Estejamos atentos foi uma vitória impressionante, vivemos uma era extraordinária, mas o conservadorismo daqueles que ousaram usar da tortura para calar os opositores continua latente.  Bom governo, Dilma!

Lugar de honra para amigas de cárcere
Evandro Éboli
O Globo via Clipping Planejamento
30/12/2010

Presidente eleita convidou 11 ex-companheiras de cela para a posse

BRASÍLIA. Um grupo de 11 antigas militantes de esquerda e ex-companheiras de cela de Dilma Rousseff na ditadura militar está entre os convidados especiais da presidente eleita e acompanhará sua posse no sábado, no Palácio do Planalto. Juntas com Dilma, elas estiveram presas na década de 70 na Torre das Donzelas, como era chamado o conjunto de celas femininas no alto do Presídio Tiradentes, em São Paulo. Para o local eram levados os presos políticos, depois de passarem por órgãos da repressão como o Dops e o DOI-Codi.

Entre as convidadas, que também estarão no coquetel no Itamaraty, está a economista Maria Lúcia Urban, que, na época, chegou grávida ao presídio e recebeu todos os cuidados de Dilma.

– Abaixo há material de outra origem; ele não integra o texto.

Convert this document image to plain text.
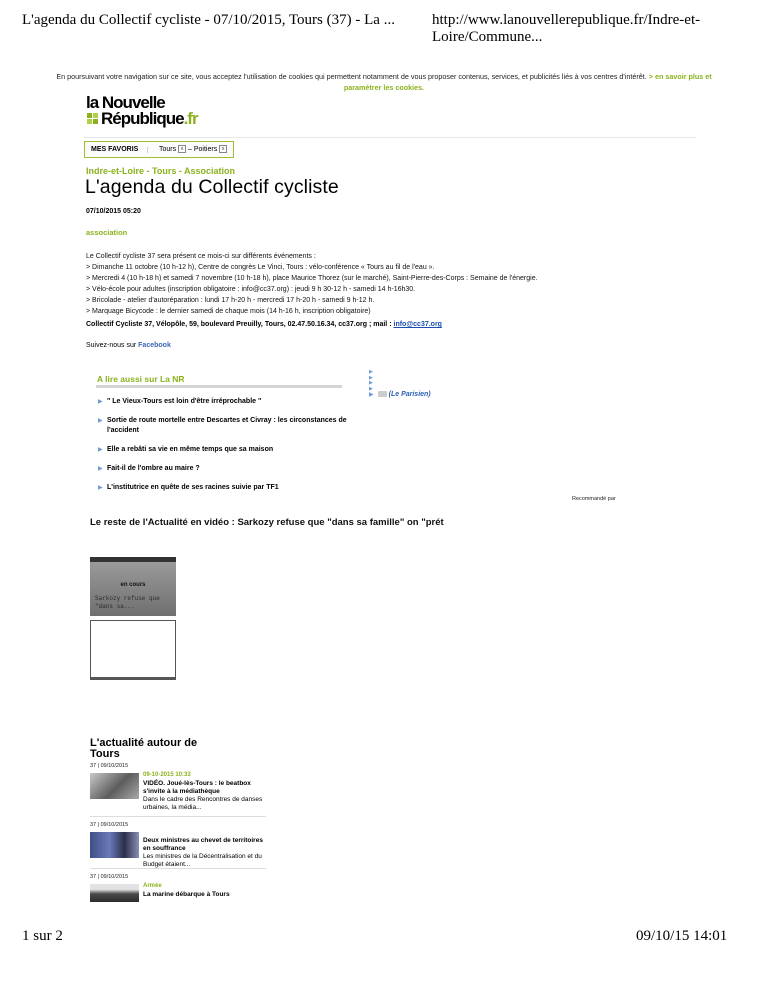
L'agenda du Collectif cycliste - 07/10/2015, Tours (37) - La ... http://www.lanouvellerepublique.fr/Indre-et-Loire/Commune...
En poursuivant votre navigation sur ce site, vous acceptez l'utilisation de cookies qui permettent notamment de vous proposer contenus, services, et publicités liés à vos centres d'intérêt. > en savoir plus et paramétrer les cookies.
la Nouvelle
République.fr
MES FAVORIS	Tours x – Poitiers x
Indre-et-Loire - Tours - Association
L'agenda du Collectif cycliste
07/10/2015 05:20
association
Le Collectif cycliste 37 sera présent ce mois-ci sur différents événements :
> Dimanche 11 octobre (10 h-12 h), Centre de congrès Le Vinci, Tours : vélo-conférence « Tours au fil de l'eau ».
> Mercredi 4 (10 h-18 h) et samedi 7 novembre (10 h-18 h), place Maurice Thorez (sur le marché), Saint-Pierre-des-Corps : Semaine de l'énergie.
> Vélo-école pour adultes (inscription obligatoire : info@cc37.org) : jeudi 9 h 30-12 h - samedi 14 h-16h30.
> Bricolade - atelier d'autoréparation : lundi 17 h-20 h - mercredi 17 h-20 h - samedi 9 h-12 h.
> Marquage Bicycode : le dernier samedi de chaque mois (14 h-16 h, inscription obligatoire)
Collectif Cycliste 37, Vélopôle, 59, boulevard Preuilly, Tours, 02.47.50.16.34, cc37.org ; mail : info@cc37.org
Suivez-nous sur Facebook
A lire aussi sur La NR
▶ " Le Vieux-Tours est loin d'être irréprochable "
▶ Sortie de route mortelle entre Descartes et Civray : les circonstances de l'accident
▶ Elle a rebâti sa vie en même temps que sa maison
▶ Fait-il de l'ombre au maire ?
▶ L'institutrice en quête de ses racines suivie par TF1
▶
▶
▶
▶
▶ (Le Parisien)
Recommandé par
Le reste de l'Actualité en vidéo : Sarkozy refuse que "dans sa famille" on "prét
en cours
Sarkozy refuse que "dans sa...
L'actualité autour de Tours
37 | 09/10/2015
09-10-2015 10:33
VIDÉO. Joué-lès-Tours : le beatbox s'invite à la médiathèque
Dans le cadre des Rencontres de danses urbaines, la média...
37 | 09/10/2015
Deux ministres au chevet de territoires en souffrance
Les ministres de la Décentralisation et du Budget étaient...
37 | 09/10/2015
Armée
La marine débarque à Tours
1 sur 2	09/10/15 14:01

– A Maria Lúcia e a Dilma tinham uma relação muito forte, que se manteve – disse a socióloga Lenira Machado, outra integrante do grupo e responsável pelo convite da posse às outras colegas do Tiradentes.

Maria Lúcia hoje é diretora do Centro de Formação Estatística do Paraná. Lenira trabalha com projetos e programas do Ministério do Turismo.

Dilma ficou presa, foi condenada e passou três anos na cadeia. Antes de seguir para o Tiradentes, foi torturada durante 22 dias seguidos. A chegada da companheira à Presidência da República é motivo de orgulho para as colegas de militância política, ainda que atuassem em grupos de esquerda distintos e com pensamentos diferentes sobre como enfrentar o regime militar.

– Éramos de diferentes organizações, mas ocupávamos o mesmo espaço. Se não fosse a cadeia, jamais teríamos nos encontrado. Essa coisa nos unia – disse Rita Sipahi, que atuou na Ação Popular.

Dilma era da Var-Palmares. Rita é advogada e integra a Comissão de Anistia do Ministério da Justiça.

Os grupos de esquerda divergiam em especial sobre a adesão ou não à luta armada. Lenira e Dilma tinham uma posição idêntica e defendiam o confronto com os militares.

– Eu e ela concordávamos com a luta armada, embasada na formação de quadros. Não para ser uma simples aventura – disse Lenira, que foi torturada no DOI-Codi e, em 2008, reconheceu seu torturador e o denunciou publicamente.

Ela comemora a eleição de Dilma.

– Não tenho postura feminista, mas é uma vitória ter uma mulher presidente. E nem em sonho imaginava que alguém da luta armada chegaria um dia a esse posto – disse Lenira.

A jornalista Rose Nogueira, que também estará na festa da posse, ficou alguns meses no presídio e tem muitas lembranças de Dilma. Ela se recorda do apego da petista aos livros. De todos os tipos, de teorias da economia aos clássicos da literatura universal. Nos trabalhos manuais na cela, Dilma tinha predileção, segundo Rose, pelo crochê. Fazia bordados em pano.

– Naquela época, Dilma já tinha uma presença forte. Era naturalmente uma líder e muito solidária. Quando a vi num cargo importante no governo Lula, não tinha dúvida que chegaria a presidente do Brasil – disse Rose, que lembrou ainda do gosto de Dilma pela música.

– Ela gostava de cantar “Chico mineiro” – contou Rose, citando uma música caipira que fez sucesso com a dupla Tonico e Tinoco.

As outras colegas de cela que estarão na posse são: a arquiteta Maristela Scofield; a uruguaia Maria Cristina de Castro, que trabalha no Ministério das Minas e Energia; a psicóloga Lúcia Maria Salvia Coelho; a arquiteta Ivone Macedo; Francisca Eugênia Soares e as irmãs Iara de Seixas Benichio e Ieda de Seixas, de uma família que atuou na oposição aos militares.